Петер Хандке - Учение горы Сен-Виктуар
Штифтер, как известно, воспроизводил вечный закон искусства следующим образом: «Легкое движение воздуха струение воды рост злаков волнение моря цветение земли сияние неба мерцание звезд — все это считаю я великим… В нашей воле узреть тот кроткий закон, коим водительствуем род человеческий». При этом, однако, бросается в глаза, что рассказы Штифтера с завидной регулярностью выливаются в катастрофу, более того, в них даже простая констатация положения вещей, без всякого дополнительного драматизма, таит в себе угрозу. «Тихо и мирно» падает поначалу снег, ложащийся на землю «чудесным белым покровом», чтобы потом стать для тех детей, что заблудились среди — сначала «прекрасных», а затем «пугающе синих» ледников, «белым мороком»; его «сияющее небо» неделями сияет над деревней, пока не превращает «мягкий синий воздух» в «холодную чистую твердь». Эти метаморфозы простого и обыденного, превращающегося в жуть, пытались объяснить особенностями личности самого автора, и эти попытки как будто увенчались успехом. Хотя само повествование, отнесенное к определенному времени, позаботилось о том, чтобы установить на пути весело журчащей по лугам воды соответствующие преграды в виде опасных для жизни ям, в которых, впрочем, никто безвозвратно не тонет, так что первая фраза рассказа «Известняк» из сборника «Пестрые камни» в равной степени подходит ко всем прочим пестрым камням: «Я расскажу здесь историю, которую как-то раз поведал нам один наш приятель, — историю, в которой как будто не происходит ничего необычного, но которую я тем не менее не могу забыть». (Штифтер-художник никогда не изображал на своих полотнах никаких катастроф; самое большее, что можно обнаружить в его рисунках, это порыв ветра.) В парижском «Жё-де-Помм» висит одна картина Сезанна, глядя на которую я, как мне показалось, понял, что в ней главное, и не только для него, художника, и не только теперь для меня, писателя.
Написана она в последние годы жизни, в начале века, на ней изображены — скалы и сосны, которые он писал неоднократно и раньше.
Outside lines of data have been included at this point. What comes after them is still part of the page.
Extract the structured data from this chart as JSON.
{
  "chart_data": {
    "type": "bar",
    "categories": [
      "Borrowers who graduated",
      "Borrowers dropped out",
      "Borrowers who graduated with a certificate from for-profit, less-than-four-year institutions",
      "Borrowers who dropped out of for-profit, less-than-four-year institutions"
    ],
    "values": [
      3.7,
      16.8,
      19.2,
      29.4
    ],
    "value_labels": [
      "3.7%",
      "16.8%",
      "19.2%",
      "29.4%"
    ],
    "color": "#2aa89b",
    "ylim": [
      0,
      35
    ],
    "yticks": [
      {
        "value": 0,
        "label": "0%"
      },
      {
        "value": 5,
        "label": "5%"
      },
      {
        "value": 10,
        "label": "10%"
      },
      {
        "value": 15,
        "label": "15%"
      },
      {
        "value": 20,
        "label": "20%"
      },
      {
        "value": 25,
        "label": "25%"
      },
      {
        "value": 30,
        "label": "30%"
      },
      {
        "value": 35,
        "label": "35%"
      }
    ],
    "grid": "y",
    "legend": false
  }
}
Заглавие картины содержит в себе точное указание места: «Горы возле пещер ниже Шато-Нуар». (Это старинный господский дом на склоне, за деревней Ле-Толонель.)
Трудно сказать, что я в ней понял. Основным ощущением тогда было, пожалуй, ощущение «близости». Сейчас, когда у меня есть потребность поделиться пережитым, я вспомнил, после долгого «осмысления увиденного» (или, скорее, произведя мыслительную атаку), одну сцену из фильма: как Генри Фонда танцует с матерью в «Гроздях гнева» Джона Форда.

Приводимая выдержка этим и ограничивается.